A $260M extension would raise Somernova's construction costs by under 8%, less if you include the costs of the land, and I expect would raise the value of the completed project by well more than that—rents right next to subway stations are generally a lot higher than farther away. So even though Somernova would not capture all of the benefits of the new station they would capture enough to come out ahead.
This isn't a new idea: in 2011 the Assembly Row developers made a deal with the MBTA to fund an infill station for their development. Because this was just a station it was cheaper: $15M from the developer and $16M from the federal government.
Another place where something like this could make sense is building housing at Route 16. The other branch of the Green Line Extension, along the Lowell Line, could be extended 1.4km to Route 16. Figuring the same $290M/km this would be $400M, though as a straight-forward project in an existing right of way it should be possble to do it for about half that. Next to the site is a liquor store and supermarket, about 150k sqft:
Let's say you build ground-floor retail (with more than enough room for the current tenants) and many stories of housing above it. It's not currently zoned for this, but zoning is often dependent on transit access and this is something the city could fix (ex: Assembly Square got special zoning). A hard limit on height is Logan Airport airspace but that's high enough you wouldn't come close:
The airspace rules would allow a ~65 story building, but lets say you pattern this off Assembly and go for 23 stories: 22 housing, one retail. With 75% average lot coverage (courtyards) this would be ~2.6M sqft. Building this might cost $600/sqft (but I'd love better numbers), giving ~$1.6B.
There's also a UHaul lot next door, at around 110k sqft which could be included:
Building it out the same way would give you another ~1.9M sqft at a cost of ~$1.1M, for a total of 4.5M sqft for $2.7B. Add in the subway extension and it's $3.1B.

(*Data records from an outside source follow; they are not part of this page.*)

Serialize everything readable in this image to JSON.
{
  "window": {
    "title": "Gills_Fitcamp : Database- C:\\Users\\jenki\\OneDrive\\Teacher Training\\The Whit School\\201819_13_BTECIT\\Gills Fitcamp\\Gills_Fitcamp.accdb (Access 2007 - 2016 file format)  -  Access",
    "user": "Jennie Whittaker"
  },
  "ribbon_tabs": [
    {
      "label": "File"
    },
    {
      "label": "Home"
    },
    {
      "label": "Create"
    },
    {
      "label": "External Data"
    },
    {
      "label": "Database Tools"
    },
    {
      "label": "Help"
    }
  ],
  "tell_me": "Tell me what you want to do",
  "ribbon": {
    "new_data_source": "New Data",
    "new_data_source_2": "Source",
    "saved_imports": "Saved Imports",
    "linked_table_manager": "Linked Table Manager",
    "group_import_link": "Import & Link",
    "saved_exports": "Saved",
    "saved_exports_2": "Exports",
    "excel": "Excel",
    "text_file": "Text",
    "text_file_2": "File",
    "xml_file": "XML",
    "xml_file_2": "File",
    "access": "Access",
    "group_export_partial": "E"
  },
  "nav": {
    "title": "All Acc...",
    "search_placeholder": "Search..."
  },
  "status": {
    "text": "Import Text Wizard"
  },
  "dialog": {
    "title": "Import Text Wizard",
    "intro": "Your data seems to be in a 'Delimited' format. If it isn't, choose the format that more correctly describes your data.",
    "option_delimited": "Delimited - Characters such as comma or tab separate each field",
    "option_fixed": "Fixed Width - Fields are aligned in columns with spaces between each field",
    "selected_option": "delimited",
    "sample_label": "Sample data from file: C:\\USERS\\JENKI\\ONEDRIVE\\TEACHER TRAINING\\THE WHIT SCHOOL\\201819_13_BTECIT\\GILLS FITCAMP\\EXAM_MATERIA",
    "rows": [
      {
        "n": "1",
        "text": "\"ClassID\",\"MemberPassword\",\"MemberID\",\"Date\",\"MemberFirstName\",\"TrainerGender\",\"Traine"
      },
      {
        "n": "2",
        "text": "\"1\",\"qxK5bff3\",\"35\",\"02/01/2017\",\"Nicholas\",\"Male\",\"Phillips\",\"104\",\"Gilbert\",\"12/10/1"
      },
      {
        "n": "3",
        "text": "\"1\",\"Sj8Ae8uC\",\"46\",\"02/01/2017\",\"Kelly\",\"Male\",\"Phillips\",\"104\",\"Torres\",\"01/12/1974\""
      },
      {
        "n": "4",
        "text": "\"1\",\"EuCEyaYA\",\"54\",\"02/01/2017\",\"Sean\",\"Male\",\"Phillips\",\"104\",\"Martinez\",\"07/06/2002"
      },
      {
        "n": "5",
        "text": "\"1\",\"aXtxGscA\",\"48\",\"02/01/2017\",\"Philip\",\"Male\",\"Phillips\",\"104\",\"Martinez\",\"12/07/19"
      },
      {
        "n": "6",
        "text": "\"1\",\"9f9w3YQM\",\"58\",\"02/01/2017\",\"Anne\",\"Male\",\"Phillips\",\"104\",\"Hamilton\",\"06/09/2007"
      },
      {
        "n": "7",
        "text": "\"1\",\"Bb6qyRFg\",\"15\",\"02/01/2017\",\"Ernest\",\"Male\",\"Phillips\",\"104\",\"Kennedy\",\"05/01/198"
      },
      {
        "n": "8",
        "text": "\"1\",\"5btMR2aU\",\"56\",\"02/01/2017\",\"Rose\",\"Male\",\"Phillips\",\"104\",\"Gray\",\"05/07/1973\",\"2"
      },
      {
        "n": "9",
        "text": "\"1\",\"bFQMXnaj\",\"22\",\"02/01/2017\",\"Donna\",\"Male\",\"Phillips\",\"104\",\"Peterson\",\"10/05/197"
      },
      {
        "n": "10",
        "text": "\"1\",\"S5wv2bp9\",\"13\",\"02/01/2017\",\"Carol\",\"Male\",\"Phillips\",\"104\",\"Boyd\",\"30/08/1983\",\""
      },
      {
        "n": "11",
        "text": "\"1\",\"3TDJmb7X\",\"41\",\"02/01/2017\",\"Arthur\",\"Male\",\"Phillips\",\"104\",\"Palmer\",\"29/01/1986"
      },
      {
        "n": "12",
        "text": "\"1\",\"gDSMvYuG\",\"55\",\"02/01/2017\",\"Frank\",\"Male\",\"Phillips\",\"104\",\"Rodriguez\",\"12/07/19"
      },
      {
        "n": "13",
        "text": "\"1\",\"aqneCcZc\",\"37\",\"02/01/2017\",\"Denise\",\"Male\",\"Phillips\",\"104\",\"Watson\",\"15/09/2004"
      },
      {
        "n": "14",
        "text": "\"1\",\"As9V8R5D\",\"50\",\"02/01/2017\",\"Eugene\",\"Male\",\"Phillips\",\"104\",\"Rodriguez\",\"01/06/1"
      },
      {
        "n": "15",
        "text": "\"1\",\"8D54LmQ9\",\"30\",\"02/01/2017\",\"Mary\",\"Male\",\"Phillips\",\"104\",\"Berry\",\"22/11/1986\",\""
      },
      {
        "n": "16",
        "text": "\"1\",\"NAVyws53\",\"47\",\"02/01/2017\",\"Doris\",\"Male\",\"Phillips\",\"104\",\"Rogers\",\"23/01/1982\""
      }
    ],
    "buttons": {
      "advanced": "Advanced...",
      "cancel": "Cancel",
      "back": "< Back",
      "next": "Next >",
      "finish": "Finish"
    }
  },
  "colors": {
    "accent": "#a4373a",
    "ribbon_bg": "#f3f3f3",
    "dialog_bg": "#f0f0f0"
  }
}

Even with the cost of the extension this would be quite profitable: new construction right next to a subway station. Factoring in 20% for affordable housing, you break even at around $850/sqft, and extrapolating from the listings I see for Assembly you should be able to get about $1,000/sqft.
I'm not sure why we don't see more of this. Are transit agencies not very open to it? Are the costs too unpredictable? Are private developers too car-focused? Am I wrong about how much more valuable transit access makes places? Are cities unwilling to agree to high density for newly transit-served locations?
Ok, let's stick to this notion of expected value because it plays both for the land owner and for the transit system builder.
To get back to your post, the plan was to buy an area, build a transit system in the middle of it, then sell the rest at a higher price. If you fail to buy all the land you need (or at least enough of it), you may give up on the project, in which case the value of the land does not increase. So indeed, as the transit system builder, the viability of your project (and the profit attached to it) is linked to the probability that you indeed acquire the land you need (both the land to physically build the transit system and the land around to sell later at a higher price), as well as the price at which you will be able to buy the land first, and re-sell it after completion.
Now, if the land owner are correctly calibrated, and they correctly anticipate the odds of your project being a success, your expected profit on the sale of the land must be zero.
If, on the flip side, you expect to make a profit because the land owners will underestimate your ability to succeed, will not see you coming, not understand what you are trying to do, or something along those lines, then your strategy relies on the market not being efficient. If this is the case, I think this is a crux.